Gustavo Demarchi fue condenado a prisión perpetua en 2016 por seis crímenes cometidos en 1975, cuando era líder de la CNU en Mar del Plata. Fue un fallo histórico porque estos crímenes fueron considerados por la justicia delitos de lesa humanidad. Junto a Demarchi, también fueron condenados Mario Durquet y Fernando Otero, quienes pertenecían a la misma organización de ultraderecha.

Tras el juicio, Demarchi fue encontrado coautor responsable de los homicidios de Enrique Elizagaray, Guillermo Enrique Videla, Jorge Enrique Videla, Jorge Lisandro Videla y Bernardo Goldemberg, la privación ilegítima de la libertad agravada por mediar violencia y el homicidio calificado de María del Carmen “Coca” Maggi, y por el delito de asociación ilícita.

Desde 2017 Demarchi viene pidiendo a la justicia morigeración de pena y arresto domiciliario, argumentando cuestiones de deterioro de su salud y edad avanzada.

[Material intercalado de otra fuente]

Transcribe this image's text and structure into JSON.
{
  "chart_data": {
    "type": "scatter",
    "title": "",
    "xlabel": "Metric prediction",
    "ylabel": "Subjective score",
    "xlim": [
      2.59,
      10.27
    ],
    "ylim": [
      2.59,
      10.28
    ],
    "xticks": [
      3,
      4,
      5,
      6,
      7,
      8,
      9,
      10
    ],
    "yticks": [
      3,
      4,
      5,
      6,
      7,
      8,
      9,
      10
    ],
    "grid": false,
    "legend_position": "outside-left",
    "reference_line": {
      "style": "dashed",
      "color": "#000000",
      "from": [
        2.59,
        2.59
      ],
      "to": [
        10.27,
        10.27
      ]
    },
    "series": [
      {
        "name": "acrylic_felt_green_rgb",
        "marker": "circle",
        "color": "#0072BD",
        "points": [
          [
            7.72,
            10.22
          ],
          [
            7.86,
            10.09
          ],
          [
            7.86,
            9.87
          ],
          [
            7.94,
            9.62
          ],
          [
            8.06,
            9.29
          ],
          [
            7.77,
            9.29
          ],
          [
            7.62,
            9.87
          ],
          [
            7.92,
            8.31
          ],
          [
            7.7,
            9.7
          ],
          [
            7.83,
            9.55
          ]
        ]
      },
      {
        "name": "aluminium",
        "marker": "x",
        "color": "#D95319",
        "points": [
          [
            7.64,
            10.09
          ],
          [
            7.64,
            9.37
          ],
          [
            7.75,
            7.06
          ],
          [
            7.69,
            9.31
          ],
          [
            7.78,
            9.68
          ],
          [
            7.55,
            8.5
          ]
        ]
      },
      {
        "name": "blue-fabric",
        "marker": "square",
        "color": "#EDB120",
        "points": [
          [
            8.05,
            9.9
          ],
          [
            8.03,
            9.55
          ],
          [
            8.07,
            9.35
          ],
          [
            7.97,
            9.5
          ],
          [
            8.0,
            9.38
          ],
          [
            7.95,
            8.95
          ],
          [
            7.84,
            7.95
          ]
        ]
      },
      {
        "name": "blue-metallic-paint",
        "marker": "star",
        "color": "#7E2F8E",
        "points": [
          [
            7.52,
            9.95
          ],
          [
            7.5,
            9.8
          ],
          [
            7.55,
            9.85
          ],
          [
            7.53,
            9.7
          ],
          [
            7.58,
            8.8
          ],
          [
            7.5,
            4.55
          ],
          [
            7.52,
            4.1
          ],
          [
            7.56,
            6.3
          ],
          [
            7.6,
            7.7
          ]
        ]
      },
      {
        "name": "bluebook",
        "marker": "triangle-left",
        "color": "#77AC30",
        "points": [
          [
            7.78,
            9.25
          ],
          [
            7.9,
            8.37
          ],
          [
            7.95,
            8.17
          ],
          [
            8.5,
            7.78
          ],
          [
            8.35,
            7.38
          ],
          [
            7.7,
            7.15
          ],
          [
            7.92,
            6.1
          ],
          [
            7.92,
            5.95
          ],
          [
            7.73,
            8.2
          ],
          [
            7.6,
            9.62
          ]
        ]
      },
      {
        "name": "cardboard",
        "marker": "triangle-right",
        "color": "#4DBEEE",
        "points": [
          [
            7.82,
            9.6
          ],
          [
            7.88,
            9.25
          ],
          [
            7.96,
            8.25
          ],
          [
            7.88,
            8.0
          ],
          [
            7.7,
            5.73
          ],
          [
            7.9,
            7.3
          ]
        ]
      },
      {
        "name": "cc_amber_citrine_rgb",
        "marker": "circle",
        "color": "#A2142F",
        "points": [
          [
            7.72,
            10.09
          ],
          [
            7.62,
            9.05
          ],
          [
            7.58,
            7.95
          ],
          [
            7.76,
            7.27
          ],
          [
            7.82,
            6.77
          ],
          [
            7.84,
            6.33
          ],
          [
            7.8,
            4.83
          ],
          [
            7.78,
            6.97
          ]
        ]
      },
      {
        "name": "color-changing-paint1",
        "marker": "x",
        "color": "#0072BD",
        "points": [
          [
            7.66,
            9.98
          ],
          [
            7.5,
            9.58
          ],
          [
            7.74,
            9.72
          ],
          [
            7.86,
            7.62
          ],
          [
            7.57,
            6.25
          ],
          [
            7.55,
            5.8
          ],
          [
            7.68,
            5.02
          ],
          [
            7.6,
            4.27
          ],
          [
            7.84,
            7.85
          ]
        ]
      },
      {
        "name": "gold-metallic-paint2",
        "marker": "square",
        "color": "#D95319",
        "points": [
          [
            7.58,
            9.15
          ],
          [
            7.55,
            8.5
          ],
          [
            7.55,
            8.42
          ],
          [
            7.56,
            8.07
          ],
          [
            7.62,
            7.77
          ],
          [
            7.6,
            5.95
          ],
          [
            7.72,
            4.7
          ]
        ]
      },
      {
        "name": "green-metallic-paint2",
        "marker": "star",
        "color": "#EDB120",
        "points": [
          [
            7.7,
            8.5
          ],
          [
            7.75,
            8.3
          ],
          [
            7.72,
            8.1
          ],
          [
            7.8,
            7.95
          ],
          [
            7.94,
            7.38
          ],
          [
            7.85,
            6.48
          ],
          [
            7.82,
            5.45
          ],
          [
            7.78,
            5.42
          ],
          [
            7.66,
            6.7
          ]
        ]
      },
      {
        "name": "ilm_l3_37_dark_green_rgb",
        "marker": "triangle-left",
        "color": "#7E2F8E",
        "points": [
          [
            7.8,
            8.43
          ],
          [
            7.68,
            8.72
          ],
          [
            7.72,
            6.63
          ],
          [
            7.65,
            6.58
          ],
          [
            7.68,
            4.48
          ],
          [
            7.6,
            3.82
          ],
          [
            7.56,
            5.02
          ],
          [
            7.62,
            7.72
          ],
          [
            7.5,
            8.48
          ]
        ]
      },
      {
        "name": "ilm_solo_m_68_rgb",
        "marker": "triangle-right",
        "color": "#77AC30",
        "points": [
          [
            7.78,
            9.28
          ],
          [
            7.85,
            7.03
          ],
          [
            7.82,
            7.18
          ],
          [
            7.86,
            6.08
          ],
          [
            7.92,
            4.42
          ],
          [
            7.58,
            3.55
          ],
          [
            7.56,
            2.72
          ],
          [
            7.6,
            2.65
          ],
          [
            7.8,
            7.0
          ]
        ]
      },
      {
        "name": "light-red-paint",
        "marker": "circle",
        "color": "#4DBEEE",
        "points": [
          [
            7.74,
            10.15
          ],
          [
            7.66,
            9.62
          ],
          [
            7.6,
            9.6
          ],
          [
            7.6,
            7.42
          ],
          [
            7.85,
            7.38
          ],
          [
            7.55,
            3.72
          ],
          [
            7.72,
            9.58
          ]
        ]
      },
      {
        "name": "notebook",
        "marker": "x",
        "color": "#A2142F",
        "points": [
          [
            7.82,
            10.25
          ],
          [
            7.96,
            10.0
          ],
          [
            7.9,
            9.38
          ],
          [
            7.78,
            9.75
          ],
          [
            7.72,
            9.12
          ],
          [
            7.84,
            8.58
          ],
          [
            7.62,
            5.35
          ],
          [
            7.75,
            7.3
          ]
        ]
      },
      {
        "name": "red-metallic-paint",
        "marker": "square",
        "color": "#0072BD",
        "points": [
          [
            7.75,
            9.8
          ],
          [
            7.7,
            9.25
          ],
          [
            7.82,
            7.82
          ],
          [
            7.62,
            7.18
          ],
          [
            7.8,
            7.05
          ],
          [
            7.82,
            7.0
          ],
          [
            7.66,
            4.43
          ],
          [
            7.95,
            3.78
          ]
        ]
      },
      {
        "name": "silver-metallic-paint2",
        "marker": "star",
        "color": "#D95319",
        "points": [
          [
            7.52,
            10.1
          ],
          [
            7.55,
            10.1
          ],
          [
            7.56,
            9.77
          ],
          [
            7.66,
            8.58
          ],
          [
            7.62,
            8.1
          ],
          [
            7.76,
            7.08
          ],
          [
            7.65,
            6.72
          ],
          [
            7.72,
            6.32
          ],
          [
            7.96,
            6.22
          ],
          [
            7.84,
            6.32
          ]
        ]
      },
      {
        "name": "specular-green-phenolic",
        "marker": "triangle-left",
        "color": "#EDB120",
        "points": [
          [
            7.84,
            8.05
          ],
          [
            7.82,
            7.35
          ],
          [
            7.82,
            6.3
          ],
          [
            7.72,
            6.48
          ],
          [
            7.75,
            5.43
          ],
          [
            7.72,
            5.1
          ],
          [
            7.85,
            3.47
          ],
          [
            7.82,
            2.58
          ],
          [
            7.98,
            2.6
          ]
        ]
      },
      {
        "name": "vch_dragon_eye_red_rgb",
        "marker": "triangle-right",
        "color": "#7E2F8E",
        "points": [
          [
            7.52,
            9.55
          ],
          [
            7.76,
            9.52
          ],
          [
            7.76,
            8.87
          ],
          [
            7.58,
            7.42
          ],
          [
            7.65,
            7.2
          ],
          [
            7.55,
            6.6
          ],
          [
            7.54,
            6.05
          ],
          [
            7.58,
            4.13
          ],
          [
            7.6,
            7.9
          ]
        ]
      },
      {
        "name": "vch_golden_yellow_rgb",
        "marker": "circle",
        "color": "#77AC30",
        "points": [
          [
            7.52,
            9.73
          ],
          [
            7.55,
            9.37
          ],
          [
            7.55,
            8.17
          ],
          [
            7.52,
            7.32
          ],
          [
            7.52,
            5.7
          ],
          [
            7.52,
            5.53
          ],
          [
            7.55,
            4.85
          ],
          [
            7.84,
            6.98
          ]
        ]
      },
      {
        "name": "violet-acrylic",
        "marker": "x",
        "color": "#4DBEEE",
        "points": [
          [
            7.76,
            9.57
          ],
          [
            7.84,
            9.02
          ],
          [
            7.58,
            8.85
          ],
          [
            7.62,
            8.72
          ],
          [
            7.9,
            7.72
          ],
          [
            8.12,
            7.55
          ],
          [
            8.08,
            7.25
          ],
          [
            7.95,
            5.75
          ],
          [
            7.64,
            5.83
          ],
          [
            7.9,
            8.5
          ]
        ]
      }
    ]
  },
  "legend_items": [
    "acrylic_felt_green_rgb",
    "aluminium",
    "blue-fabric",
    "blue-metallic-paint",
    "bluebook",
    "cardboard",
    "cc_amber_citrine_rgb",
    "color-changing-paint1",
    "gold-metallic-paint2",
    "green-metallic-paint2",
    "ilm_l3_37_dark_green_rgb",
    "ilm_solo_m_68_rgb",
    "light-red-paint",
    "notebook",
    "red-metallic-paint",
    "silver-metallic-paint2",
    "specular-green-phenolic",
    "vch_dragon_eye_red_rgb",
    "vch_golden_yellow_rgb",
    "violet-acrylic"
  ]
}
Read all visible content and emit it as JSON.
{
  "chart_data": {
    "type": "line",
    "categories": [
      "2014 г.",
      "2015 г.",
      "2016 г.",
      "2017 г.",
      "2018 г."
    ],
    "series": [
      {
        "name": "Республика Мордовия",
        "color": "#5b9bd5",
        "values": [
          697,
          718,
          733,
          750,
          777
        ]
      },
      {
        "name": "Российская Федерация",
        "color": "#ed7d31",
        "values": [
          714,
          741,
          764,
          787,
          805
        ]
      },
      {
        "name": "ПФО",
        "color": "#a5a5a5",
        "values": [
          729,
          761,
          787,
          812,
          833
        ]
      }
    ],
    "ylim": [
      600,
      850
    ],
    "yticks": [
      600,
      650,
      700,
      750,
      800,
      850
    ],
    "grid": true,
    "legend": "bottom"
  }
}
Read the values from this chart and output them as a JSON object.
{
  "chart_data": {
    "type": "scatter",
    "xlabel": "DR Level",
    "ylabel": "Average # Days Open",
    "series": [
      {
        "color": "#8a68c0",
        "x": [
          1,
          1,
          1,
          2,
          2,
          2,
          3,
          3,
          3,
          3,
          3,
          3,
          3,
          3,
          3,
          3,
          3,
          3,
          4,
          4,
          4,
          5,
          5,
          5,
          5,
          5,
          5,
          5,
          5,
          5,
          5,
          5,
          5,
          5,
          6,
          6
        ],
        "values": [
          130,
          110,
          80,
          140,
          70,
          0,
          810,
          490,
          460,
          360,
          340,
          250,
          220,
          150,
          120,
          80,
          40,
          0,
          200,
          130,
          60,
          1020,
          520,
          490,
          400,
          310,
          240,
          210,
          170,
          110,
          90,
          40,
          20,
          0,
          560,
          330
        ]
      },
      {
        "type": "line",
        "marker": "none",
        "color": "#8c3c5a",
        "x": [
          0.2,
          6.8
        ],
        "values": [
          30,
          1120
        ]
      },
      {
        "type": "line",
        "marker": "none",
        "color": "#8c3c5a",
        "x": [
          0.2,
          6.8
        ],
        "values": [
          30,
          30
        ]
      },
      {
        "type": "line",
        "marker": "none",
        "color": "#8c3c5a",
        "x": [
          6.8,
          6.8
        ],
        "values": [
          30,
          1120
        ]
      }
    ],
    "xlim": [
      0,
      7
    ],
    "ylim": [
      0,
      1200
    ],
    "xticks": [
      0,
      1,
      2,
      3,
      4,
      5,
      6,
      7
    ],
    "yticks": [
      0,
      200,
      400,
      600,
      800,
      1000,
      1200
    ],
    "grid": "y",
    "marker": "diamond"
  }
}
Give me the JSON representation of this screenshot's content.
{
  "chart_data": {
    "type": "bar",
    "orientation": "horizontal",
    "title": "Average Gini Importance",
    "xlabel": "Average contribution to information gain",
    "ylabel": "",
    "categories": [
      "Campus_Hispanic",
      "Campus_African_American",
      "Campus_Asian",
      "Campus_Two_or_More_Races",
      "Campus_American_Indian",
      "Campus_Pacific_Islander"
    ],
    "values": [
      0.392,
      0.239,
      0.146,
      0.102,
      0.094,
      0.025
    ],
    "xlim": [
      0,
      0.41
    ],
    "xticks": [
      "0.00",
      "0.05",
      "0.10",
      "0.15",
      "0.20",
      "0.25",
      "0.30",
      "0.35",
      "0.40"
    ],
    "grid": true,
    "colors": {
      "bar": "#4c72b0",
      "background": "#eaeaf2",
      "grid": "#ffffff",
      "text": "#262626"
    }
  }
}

Finalmente, ayer ese pedido fue concedido por el Tribunal Oral en lo Criminal Federal de Mar del Plata integrado por los jueces Alfredo Ruíz Paz, Víctor Bianco y Luis Alberto Imas.

La resolución se hará efectiva una vez que Demarchi pueda ingresar al Programa de Asistencia a Personas Bajo Vigilancia Electrónica. De este modo, podrá instalarse en un departamento en el centro marplatense.

Desde la Comisión Provincial por la Memoria rechazamos esta decisión que consideramos una afrenta a las víctimas y sus familiares, pero también a toda la sociedad argentina. Lamentablemente, esta decisión no es aislada sino que se da en un marco generalizado de retroceso judicial por el cual genocidas condenados luego de un justo y debido proceso, acceden a este beneficio.

De este modo, las prisiones domiciliarias son las nuevas modalidades de la impunidad, como lo son también la demora en los procesos y la menor intensidad judicial para investigar y juzgar. Porque, además, en reiterados casos se ha constatado que los inadecuados sistemas de control permiten a los represores circular tranquilamente por las calles y realizar distintas actividades o paseos.

Desde la CPM hacemos público nuestro más enérgico reclamo para que Demarchi vuelva a la cárcel común junto con el resto de los genocidas que gozan de ese privilegio. Los genocidas deben terminar sus días en la cárcel. Los juicios de lesa humanidad deben acelerarse y profundizarse. Instamos a los jueces y fiscales a que sigan el camino que nos honra como sociedad: verdad, justicia y memoria.